Plus tard, ce type d'approche des concepts de maladie et de santé l'a conduit à réfléchir au dopage, à celui des sportifs notamment : « Un domaine étonnant qui met caricaturalement en évidence le passage d'une médecine destinée à traiter des maladies à une médecine chargée d'entretenir, voire d'améliorer la santé, jusqu'à 'surnaturer' l'individu. C'est cela le dopage. Les sportifs sont ceux qui ont le plus besoin de se 'surnaturer'. On ne peut envisager le dopage des sportifs hors du contexte social. »

Enfin, désireux de parer aux effets d'une médiatisation abusive des changements en cours dans nos modes de vie en général et dans la médecine en particulier, le Professeur Jean-Paul Escande a entrepris : « D'éclairer et d'éduquer le grand public. Je suis allé au devant des médias dans ce seul but. Jamais je n'ai demandé un centime à un patient venu me consulter, afin de pouvoir utiliser les média sans qu'on puisse me suspecter de chercher à me faire de la publicité. J'ai collaboré au magazine « ELLE », j'ai été producteur délégué à Antenne 2, je suis monté sur scène au théâtre de la Gaieté Montparnasse pour parler de la peau, puis au théâtre Mouffetard pour présenter un spectacle tiré d'un livre, « le Malade », que Sacha Guitry a écrit en 1907, alors qu'il était atteint d'une pneumonie gravissime. »

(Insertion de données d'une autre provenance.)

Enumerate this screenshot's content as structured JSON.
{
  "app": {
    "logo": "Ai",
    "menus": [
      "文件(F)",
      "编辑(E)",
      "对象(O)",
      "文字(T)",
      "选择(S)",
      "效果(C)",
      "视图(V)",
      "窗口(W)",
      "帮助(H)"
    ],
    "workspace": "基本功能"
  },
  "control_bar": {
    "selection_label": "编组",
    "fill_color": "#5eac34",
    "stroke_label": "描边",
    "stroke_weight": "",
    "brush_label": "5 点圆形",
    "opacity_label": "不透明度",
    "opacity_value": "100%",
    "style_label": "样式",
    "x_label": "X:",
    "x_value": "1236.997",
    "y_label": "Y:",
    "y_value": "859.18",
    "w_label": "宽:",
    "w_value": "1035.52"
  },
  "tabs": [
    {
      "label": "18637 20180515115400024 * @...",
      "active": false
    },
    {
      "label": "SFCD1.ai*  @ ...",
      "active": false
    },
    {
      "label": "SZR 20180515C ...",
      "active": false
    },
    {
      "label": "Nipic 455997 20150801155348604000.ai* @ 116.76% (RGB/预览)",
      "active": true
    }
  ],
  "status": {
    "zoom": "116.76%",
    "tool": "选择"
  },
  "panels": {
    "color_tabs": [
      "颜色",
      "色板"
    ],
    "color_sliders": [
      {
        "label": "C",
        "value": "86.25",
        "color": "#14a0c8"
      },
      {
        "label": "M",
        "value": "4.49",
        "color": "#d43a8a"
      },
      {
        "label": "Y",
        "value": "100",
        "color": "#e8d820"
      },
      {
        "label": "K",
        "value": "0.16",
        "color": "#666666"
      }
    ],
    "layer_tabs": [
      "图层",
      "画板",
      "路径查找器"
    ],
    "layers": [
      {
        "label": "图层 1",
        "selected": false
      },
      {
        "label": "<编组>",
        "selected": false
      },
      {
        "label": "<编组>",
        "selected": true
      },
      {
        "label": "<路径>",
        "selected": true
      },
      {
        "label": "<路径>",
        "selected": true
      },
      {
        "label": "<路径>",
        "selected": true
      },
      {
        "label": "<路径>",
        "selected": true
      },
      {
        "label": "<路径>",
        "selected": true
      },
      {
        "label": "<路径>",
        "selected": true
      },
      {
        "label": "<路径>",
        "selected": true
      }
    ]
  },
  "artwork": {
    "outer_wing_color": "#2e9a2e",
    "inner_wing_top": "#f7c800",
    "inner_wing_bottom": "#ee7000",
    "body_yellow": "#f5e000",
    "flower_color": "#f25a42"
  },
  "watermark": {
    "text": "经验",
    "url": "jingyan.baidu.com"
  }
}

De plus, le Professeur Jean-Paul Escande couche sur le papier les réflexions que lui inspirent tant ses collègues que la société, publiant des ouvrages qui s'avèrent le plus souvent des succès de librairie.  Mais s'il estime devoir divulguer ses connaissances, pratiquer une vulgarisation scientifique de qualité, afin d'informer le grand public, il fulmine contre certains abus de la médiatisation des problèmes de santé qui ont pour effets pervers d'inquiéter l'opinion plutôt que de l'éduquer. Nous en venons à nous demander « si le monde ne va pas a volo », se désole-t-il. Et de citer cette petite histoire qu'aimait raconter « ce politique éclairé qu'était GorbatchevMars et la Terre se rencontrent. 'Comment vas-tu ?' demande Mars à la Terre. - 'Je suis épuisée, je ne supporte plus cette population humaine !', se plaint la Terre. - 'Ne t'en fais pas ! J'ai connu cela, moi aussi. Ça guérit tout seul !' ». Et de rapporter qu'en 1980 Jacques Attali lui avait dit que le médecin allait devenir le servant de ses machines et les patrons de Médecine, les servants des industriels. « Je reste quand même persuadé qu'il ne faut pas désespérer de l'espèce humaine. Profiter de l'évolution des outils informatiques pour repenser la science, en particulier la biologie- qui reste rudimentaire - c'est encore penser la vie  Et je me méfie de la peur... Le principe de précaution, c'est bien, mais...Si nous devons vivre dans la peur... J'ai abordé ce problème dans mon livre intitulé 'Les marchands de peurs' »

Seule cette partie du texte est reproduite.